I then thought about how I had aged, and how the remaining vintage has aged – misshapen, tired out, less elastic, showing signs of wear, slightly too ‘of its time’. Me, lumpier, more lined but pretty realistic about my likelihood of being employed in a place like Pop Boutique.  This vintage, what remains now is not infinite, what is left is what no-one else has wanted. Slim pickings. But all the more fun when you find a gem.

The smell of the charity shop, calling me home

After a brief aversion to anything that could be construed as vintage (call it Keep Calm-itis), I have returned to the charity shop. The smell, like the smell of a clean but seldom opened cupboard – the musk of an old friend. The faint remainder of steam from that stand up steaming machine you sometimes catch them using. The powdery smell of whatever they use to drive away the lovely cupboard smell. Maybe I have just lived in too many old shitty Victorian houses, where I have found that I inadvertently smell almost the same as a charity shop; maybe that’s why it smells like home.

I think my return to the charity shop also coincides with having moved to Leeds from Brighton. Now, pretty much the same proportion of seldom worn size 6 H&M work blouses and hanging-on-in-there lime green granddad shirts are in evidence. I would like to claim that Brighton charity shops were more hippyish or more expensive, but no, the same stuff, the same £3.50 – £6.50 price range – still feeling a bit more expensive than a charity shop used to be. Oh those 50p trousers, that £5 trench coat my friend Chrissie bought that had a full set of children’s teeth in the pockets… BUT I do think the move is partly to blame: what makes you feel more like a part of a new place than having raked through its rejectamenta? What clues can I find to how people think and feel here? What can I find worth in, that no-one else has for years on end?
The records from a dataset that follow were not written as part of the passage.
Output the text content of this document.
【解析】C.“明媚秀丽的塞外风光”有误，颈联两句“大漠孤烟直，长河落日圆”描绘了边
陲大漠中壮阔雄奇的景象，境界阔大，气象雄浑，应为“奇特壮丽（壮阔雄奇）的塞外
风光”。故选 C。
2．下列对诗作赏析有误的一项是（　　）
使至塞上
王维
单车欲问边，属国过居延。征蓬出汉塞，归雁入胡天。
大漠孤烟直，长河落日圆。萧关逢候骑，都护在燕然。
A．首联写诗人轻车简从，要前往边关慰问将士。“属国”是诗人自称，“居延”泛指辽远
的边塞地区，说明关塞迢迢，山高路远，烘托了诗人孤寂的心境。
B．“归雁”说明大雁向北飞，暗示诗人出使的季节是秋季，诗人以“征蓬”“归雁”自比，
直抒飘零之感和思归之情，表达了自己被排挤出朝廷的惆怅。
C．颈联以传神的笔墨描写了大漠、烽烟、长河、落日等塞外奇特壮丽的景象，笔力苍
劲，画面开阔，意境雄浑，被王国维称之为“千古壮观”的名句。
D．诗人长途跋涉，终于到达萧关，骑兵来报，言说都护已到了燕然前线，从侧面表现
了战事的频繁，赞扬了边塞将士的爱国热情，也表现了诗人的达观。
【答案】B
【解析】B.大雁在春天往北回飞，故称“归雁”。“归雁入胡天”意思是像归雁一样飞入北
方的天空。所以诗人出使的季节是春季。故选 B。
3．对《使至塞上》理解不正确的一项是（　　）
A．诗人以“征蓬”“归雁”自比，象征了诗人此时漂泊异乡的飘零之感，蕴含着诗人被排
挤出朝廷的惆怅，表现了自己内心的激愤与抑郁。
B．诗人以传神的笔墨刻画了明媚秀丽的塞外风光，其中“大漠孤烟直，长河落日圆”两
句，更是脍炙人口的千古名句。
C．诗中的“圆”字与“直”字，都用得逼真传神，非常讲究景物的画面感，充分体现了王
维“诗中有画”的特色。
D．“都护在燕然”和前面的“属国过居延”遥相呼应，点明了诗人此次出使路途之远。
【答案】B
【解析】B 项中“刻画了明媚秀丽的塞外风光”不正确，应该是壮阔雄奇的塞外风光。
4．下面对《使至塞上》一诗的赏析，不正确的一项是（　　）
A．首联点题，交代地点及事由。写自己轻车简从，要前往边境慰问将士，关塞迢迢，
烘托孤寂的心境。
The post-baby, post-employment (looking for work and failing to attract any) skintness also adds to the draw I suppose. And feeling a little like a fish out of water – new place, drifting a bit, poking my head out of the nest for a tentative forage within the safe parameters of the second hand. I went to St Luke’s in Chapel Allerton, just down the road from me, and I bought a dark green mug with a child’s drawing of some knights fighting (‘Agincourt ’98’ written on the bottom) for £1.50, and a high street mass produced grey sweatshirt with the famous Ramones logo on it for £3.00 (I thought initially, ‘bah they have ruined the Ramones for me’ and then returned ‘fuck it – I am reclaiming the Ramones: and man it does look like a comfortable top to watch TV in’). A long way from the spike heeled green t-bars I bought in a charity shop in Torquay when I was 16, but it’s a start. Charity shop – how I have missed you.